Kegagalan dalam merebut nasabah muslim merupakan masalah laten perbankan syariah di Indonesia. Putri Swastika dalam artikelnya, “Why market share of Islamic banks is so small in Indonesia,” memaparkan faktor-faktor yang berkontribusi terhadap situasi ini.
Pertama, kurangnya upaya yang memadai dalam mengedukasi masyarakat tentang keuangan syariah menjadi faktor utama. Hal ini disebabkan oleh kelangkaan tenaga ahli yang memiliki pemahaman yang memadai di bidang ini. Mayoritas pegawai bank syariah memiliki pengetahuan yang sama dengan pegawai bank konvensional.
Akibatnya, seringkali produk dan layanan keuangan syariah dijelaskan dengan menggunakan “bahasa konvensional”. Menjelaskan produk keuangan syariah bukanlah hal yang mudah bagi mereka yang tidak memiliki pemahaman yang cukup tentang fiqh muamalat.
Kedua, nasabah seringkali menganggap layanan dari bank syariah “buruk” dan “mahal”. Nasabah bank syariah seringkali mengeluhkan proses birokrasi yang panjang dan rumit, kurangnya layanan teknologi informasi, dan biaya yang tinggi.
Persepsi ini muncul karena sebagian besar produk syariah didasarkan pada kontrak jual-beli, yang berbeda dengan kegiatan pinjam-meminjam pada perbankan konvensional. Kegiatan jual-beli ini memerlukan biaya seperti pajak dan biaya legal lainnya yang pada akhirnya menambah biaya transaksi bagi nasabah.
Baca juga: Tragedi Berdarah Tanjung Priok 1984
Ketiga, dalam hal peraturan dan sistem pajak, keuangan syariah belum beroperasi pada tingkat yang setara dengan bank konvensional. Selain kurangnya dukungan regulasi, industri ini juga belum banyak mendapatkan kontribusi ide segar dari para akademisi.

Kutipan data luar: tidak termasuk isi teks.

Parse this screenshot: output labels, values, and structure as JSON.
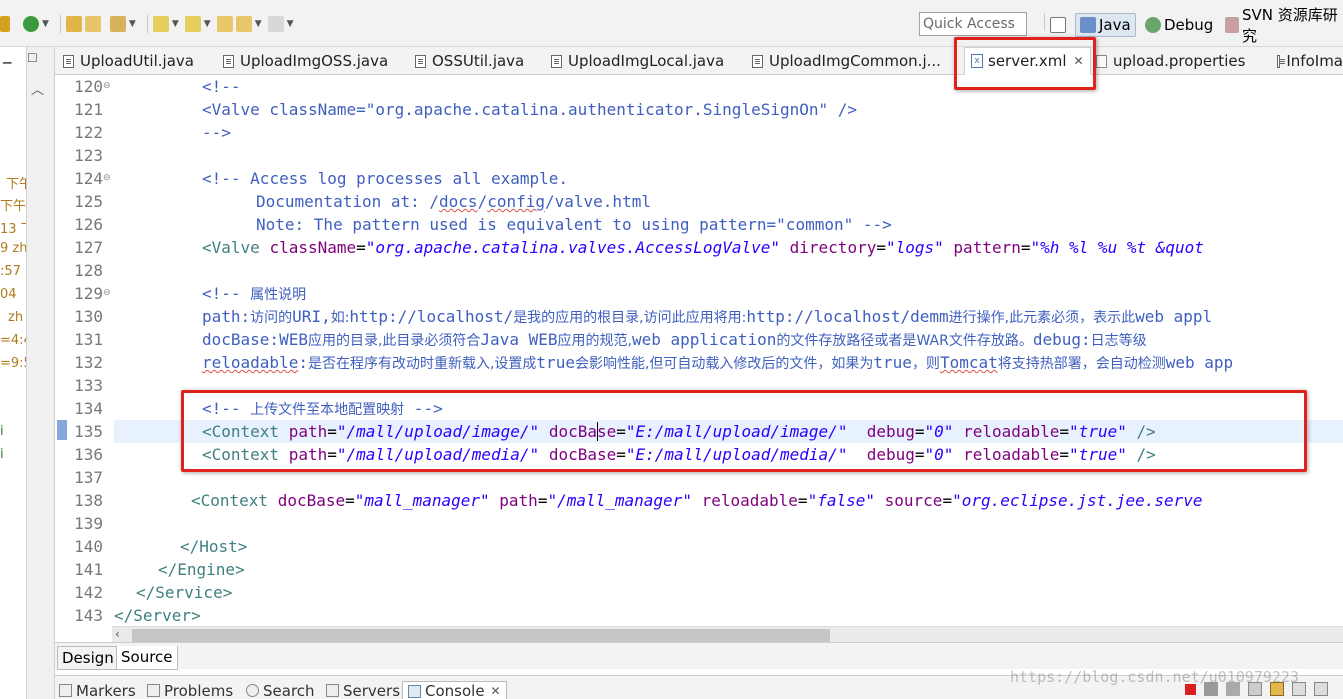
{
  "toolbar": {
    "quick_access_placeholder": "Quick Access",
    "perspectives": [
      {
        "label": "Java"
      },
      {
        "label": "Debug"
      },
      {
        "label": "SVN 资源库研究"
      }
    ]
  },
  "left_fragments": [
    "下午",
    "下午",
    "13 下",
    "9 zh",
    ":57",
    "04",
    "zh",
    "=4:4",
    "=9:5",
    "i",
    "i"
  ],
  "editor_tabs": [
    {
      "label": "UploadUtil.java"
    },
    {
      "label": "UploadImgOSS.java"
    },
    {
      "label": "OSSUtil.java"
    },
    {
      "label": "UploadImgLocal.java"
    },
    {
      "label": "UploadImgCommon.j..."
    },
    {
      "label": "server.xml"
    },
    {
      "label": "upload.properties"
    },
    {
      "label": "InfoIma"
    }
  ],
  "line_numbers": [
    "120",
    "121",
    "122",
    "123",
    "124",
    "125",
    "126",
    "127",
    "128",
    "129",
    "130",
    "131",
    "132",
    "133",
    "134",
    "135",
    "136",
    "137",
    "138",
    "139",
    "140",
    "141",
    "142",
    "143"
  ],
  "code": {
    "l120": "<!--",
    "l121_a": "<Valve className=\"org.apache.catalina.authenticator.SingleSignOn\" />",
    "l122": "-->",
    "l124_a": "<!-- ",
    "l124_b": "Access log processes all example.",
    "l125_a": "Documentation at: /",
    "l125_b": "docs",
    "l125_c": "/",
    "l125_d": "config",
    "l125_e": "/valve.html",
    "l126": "Note: The pattern used is equivalent to using pattern=\"common\" -->",
    "l127_tag": "<Valve",
    "l127_attr1": "className",
    "l127_val1": "\"org.apache.catalina.valves.AccessLogValve\"",
    "l127_attr2": "directory",
    "l127_val2": "\"logs\"",
    "l127_attr3": "pattern",
    "l127_val3": "\"%h %l %u %t &quot",
    "l129_a": "<!-- ",
    "l129_b": "属性说明",
    "l130_a": "path:",
    "l130_b": "访问的",
    "l130_c": "URI,",
    "l130_d": "如:",
    "l130_e": "http://localhost/",
    "l130_f": "是我的应用的根目录,访问此应用将用:",
    "l130_g": "http://localhost/demm",
    "l130_h": "进行操作,此元素必须，表示此",
    "l130_i": "web appl",
    "l131_a": "docBase:WEB",
    "l131_b": "应用的目录,此目录必须符合",
    "l131_c": "Java WEB",
    "l131_d": "应用的规范,",
    "l131_e": "web application",
    "l131_f": "的文件存放路径或者是",
    "l131_g": "WAR",
    "l131_h": "文件存放路。",
    "l131_i": "debug:",
    "l131_j": "日志等级",
    "l132_a": "reloadable",
    "l132_b": ":",
    "l132_c": "是否在程序有改动时重新载入,设置成",
    "l132_d": "true",
    "l132_e": "会影响性能,但可自动载入修改后的文件，如果为",
    "l132_f": "true",
    "l132_g": "，则",
    "l132_h": "Tomcat",
    "l132_i": "将支持热部署，会自动检测",
    "l132_j": "web app",
    "l134_a": "<!-- ",
    "l134_b": "上传文件至本地配置映射",
    "l134_c": " -->",
    "ctx_tag": "<Context",
    "ctx_path": "path",
    "ctx_docbase": "docBase",
    "ctx_debug": "debug",
    "ctx_reload": "reloadable",
    "ctx_close": " />",
    "l135_v1": "\"/mall/upload/image/\"",
    "l135_v2": "\"E:/mall/upload/image/\"",
    "l136_v1": "\"/mall/upload/media/\"",
    "l136_v2": "\"E:/mall/upload/media/\"",
    "v_debug": "\"0\"",
    "v_true": "\"true\"",
    "l138_v1": "\"mall_manager\"",
    "l138_v2": "\"/mall_manager\"",
    "l138_attr3": "reloadable",
    "l138_v3": "\"false\"",
    "l138_attr4": "source",
    "l138_v4": "\"org.eclipse.jst.jee.serve",
    "l140": "</Host>",
    "l141": "</Engine>",
    "l142": "</Service>",
    "l143": "</Server>"
  },
  "design_source_tabs": [
    "Design",
    "Source"
  ],
  "bottom_views": [
    "Markers",
    "Problems",
    "Search",
    "Servers",
    "Console"
  ],
  "watermark": "https://blog.csdn.net/u010979223",
  "colors": {
    "highlight": "#e0221c",
    "tag": "#3f7f7f",
    "attr": "#7f007f",
    "value": "#2a00ff",
    "comment": "#3f5fbf"
  }
}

Berbeda dengan Malaysia yang telah lama mengambil inisiatif dalam mendirikan institusi-institusi yang didedikasikan untuk pendidikan generasi muda dan kemajuan keuangan syariah. Baru belakangan ini, universitas dan institusi pendidikan tinggi di Indonesia mulai serius dalam memajukan bidang ekonomi syariah dan menawarkan program keuangan syariah kepada generasi muda.
Daftar Pustaka
Abduh, M., & Omar, M. A. (2010). Who patronises Islamic banks in Indonesia. Australian Journal of Islamic Law, Management and Finance, 1(1), 40-53.
Fitriasari, F. (2015). The growth of Islamic banking in Indonesia. Journal of Innovation in Business and Economics, 3(1).
Hidayat, A. R., & Trisanty, A. (2020). Analisis Market Share Perbankan Syariah di Indonesia. At-Taqaddum, 12(2), 183-200.
Pramono, S. (2018). Analysis of slow paced market penetration of Indonesia’s Islamic banking: an Islamic bank rent perspective.
Rahardjo, D. (2002). “Bank Islam”, dalam Abdullah, T., (Ed.). Ensiklopedia Tematis Dunia Islam. Jakarta: Ichtiar Baru Van Hoeve.
Sari, M. D., Bahari, Z., & Hamat, Z. (2016). History of Islamic bank in Indonesia: Issues behind its establishment. International Journal of Finance and Banking Research, 2(5), 178-184.
Swastika, P. (2016). Why market share of Islamic banks is so small in Indonesia. The Jakarta Post.
Utama, A. S. (2018). History and development of Islamic banking regulations in the national legal system of Indonesia. Al-‘Adalah, 15(1), 37-50.